Dusk Falls

Covid-19 in India

By Maya Herne and Arabella Johns

As Dusk falls and clouds of smoke from burning bodies fills the air, you walk past a local crematorium noticing that you see several funeral pyres are still burning, and remark to yourself that you have never seen so many bodies burning together.

Funeral pyres of COVID-19 victims are being burned in a lot that has been converted into a crematorium in New Delhi.

Image: CC The Guardian

This may sound like a piece written for a post- apocalyptic fiction novel, yet for many Indians this is their reality.

It appears that now, as we have no cases in Tasmania and restrictions have relaxed (apart from Melbourne), that Covid-19 is not something that many of us think about too often. This may be the case for us, but many other places are not as fortunate, one of those being India.

The country is experiencing the world's worst outbreak, with new cases surging past 400,000 per day and breaking the record for the highest single-day figure globally.

The second wave started in early March, when infections began creeping upward before rapidly accelerating. By the start of April, the number of daily cases had jumped up to six times that of which was recorded in May. That exponential rise has continued into May.

As of today, India accounts for one in three of the reported deaths from coronavirus around the world, according to a Reuters tally. The outbreak there is overwhelming hospital and medical staff as hospitals have run out of basic medical supplies, and are having to turn down patients because they just do not have the resources to take them in.

Photographer Hitesh Rathod took this picture of ambulances queued up outside the government hospital (“The Economics Forum 21”).

“Family members are driving from clinic to clinic, frantically searching for open ICU beds for their loved ones”(editioncnn.com). Hospitals across Delhi are reporting fatal oxygen shortages.
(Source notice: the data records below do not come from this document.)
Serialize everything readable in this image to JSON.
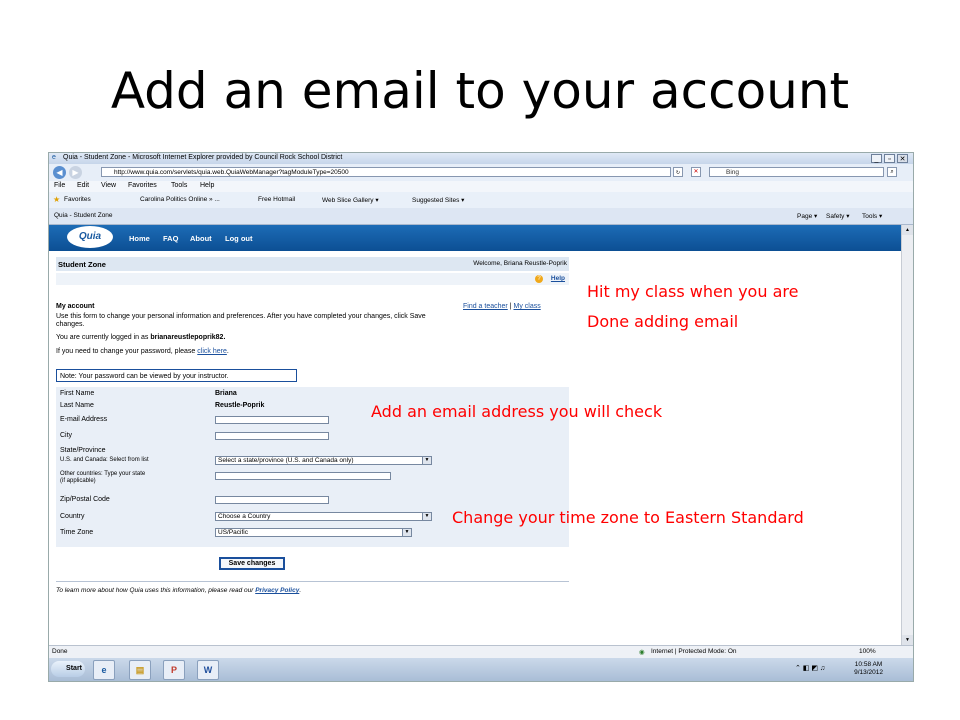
{
  "slide": {
    "title": "Add an email to your account"
  },
  "browser": {
    "window_title": "Quia - Student Zone - Microsoft Internet Explorer provided by Council Rock School District",
    "address": "http://www.quia.com/servlets/quia.web.QuiaWebManager?tagModuleType=20500",
    "search_placeholder": "Bing",
    "menu": [
      "File",
      "Edit",
      "View",
      "Favorites",
      "Tools",
      "Help"
    ],
    "favorites": {
      "label": "Favorites",
      "items": [
        "Carolina Politics Online » ...",
        "Free Hotmail",
        "Web Slice Gallery ▾",
        "Suggested Sites ▾"
      ]
    },
    "tab": "Quia - Student Zone",
    "toolbar": [
      "Page ▾",
      "Safety ▾",
      "Tools ▾"
    ],
    "status_left": "Done",
    "status_zone": "Internet | Protected Mode: On",
    "zoom": "100%"
  },
  "quia": {
    "logo": "Quia",
    "nav": [
      "Home",
      "FAQ",
      "About",
      "Log out"
    ],
    "section": "Student Zone",
    "welcome": "Welcome, Briana Reustle-Poprik",
    "help": "Help",
    "my_account": "My account",
    "find_teacher": "Find a teacher",
    "sep": "|",
    "my_class": "My class",
    "intro_1": "Use this form to change your personal information and preferences. After you have completed your changes, click Save",
    "intro_2": "changes.",
    "logged_in_prefix": "You are currently logged in as ",
    "username": "brianareustlepoprik82.",
    "password_prefix": "If you need to change your password, please ",
    "click_here": "click here",
    "password_suffix": ".",
    "note": "Note: Your password can be viewed by your instructor.",
    "form": {
      "first_name_label": "First Name",
      "first_name": "Briana",
      "last_name_label": "Last Name",
      "last_name": "Reustle-Poprik",
      "email_label": "E-mail Address",
      "email": "",
      "city_label": "City",
      "city": "",
      "state_label": "State/Province",
      "state_sub": "U.S. and Canada: Select from list",
      "state_value": "Select a state/province (U.S. and Canada only)",
      "other_label_1": "Other countries: Type your state",
      "other_label_2": "(if applicable)",
      "zip_label": "Zip/Postal Code",
      "country_label": "Country",
      "country_value": "Choose a Country",
      "tz_label": "Time Zone",
      "tz_value": "US/Pacific"
    },
    "save": "Save changes",
    "footer_prefix": "To learn more about how Quia uses this information, please read our ",
    "privacy": "Privacy Policy",
    "footer_suffix": "."
  },
  "taskbar": {
    "start": "Start",
    "time": "10:58 AM",
    "date": "9/13/2012"
  },
  "annotations": {
    "myclass_1": "Hit my class when you are",
    "myclass_2": "Done adding email",
    "email": "Add an email address you will check",
    "tz": "Change your time zone to Eastern Standard"
  },
  "colors": {
    "annotation": "#ff0000",
    "quia_header": "#1d6cb6",
    "link": "#1a4f9c"
  }
}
Eight people, including a doctor, died at a New Delhi hospital after the facility ran out of oxygen on May 1. The same problem saw 20 critically ill patients die at another hospital on April 23. Battling to find hospital beds, distraught people are flooding social media and messaging apps with pleas for oxygen, medicines, and room in intensive care units.

Its deadly second wave has, apart from swamping the nation’s healthcare system, overwhelmed the capacity of cremation and burial sites to cope with the sheer volume of bodies. “Photos show grieving families dressed in full protective suits at mass cremations, performing last rites surrounded by dozens of other burning funeral pyres” (CNN-Breaking News, Latest News and Videos). Space is so short for the Covid-19 dead, that makeshift sites in backyards, public parks and even the shores of the River Ganges have been inundated in Uttar Pradesh state.

Tragically, the nation’s recording of more than 300,000 coronavirus deaths and 27 million cases, making it the world epicentre of the pandemic, does not seem to be slowing anytime soon. What is worse is that the media has been accused of censoring the true extent of the suffering. “Experts believe reported figures are an undercount, but it is unclear by how much” (www.aljazeera.com).

To combat this the Indian government has increased testing and put in place a vaccine roll out plan that allows anyone over the age of 18 to register for the jab, although the demand cannot be kept up with and the roll out has slowed due to shortages in supplies to administer despite India producing the largest number of vaccines in the world.

To put pressure on the Australian government to support the move, more than 700 health professionals and academics have sent an open letter to Prime Minister Scott Morrison urging him to help remove legal and technical barriers that are limiting the production of COVID-19 vaccines. The letter, signed by 207 doctors, 177 academics and 111 public health professionals calls on Mr Morrison to take a leadership role in accelerating the rollout of vaccines so repeated outbreaks can be contained and the emergence of new variants addressed.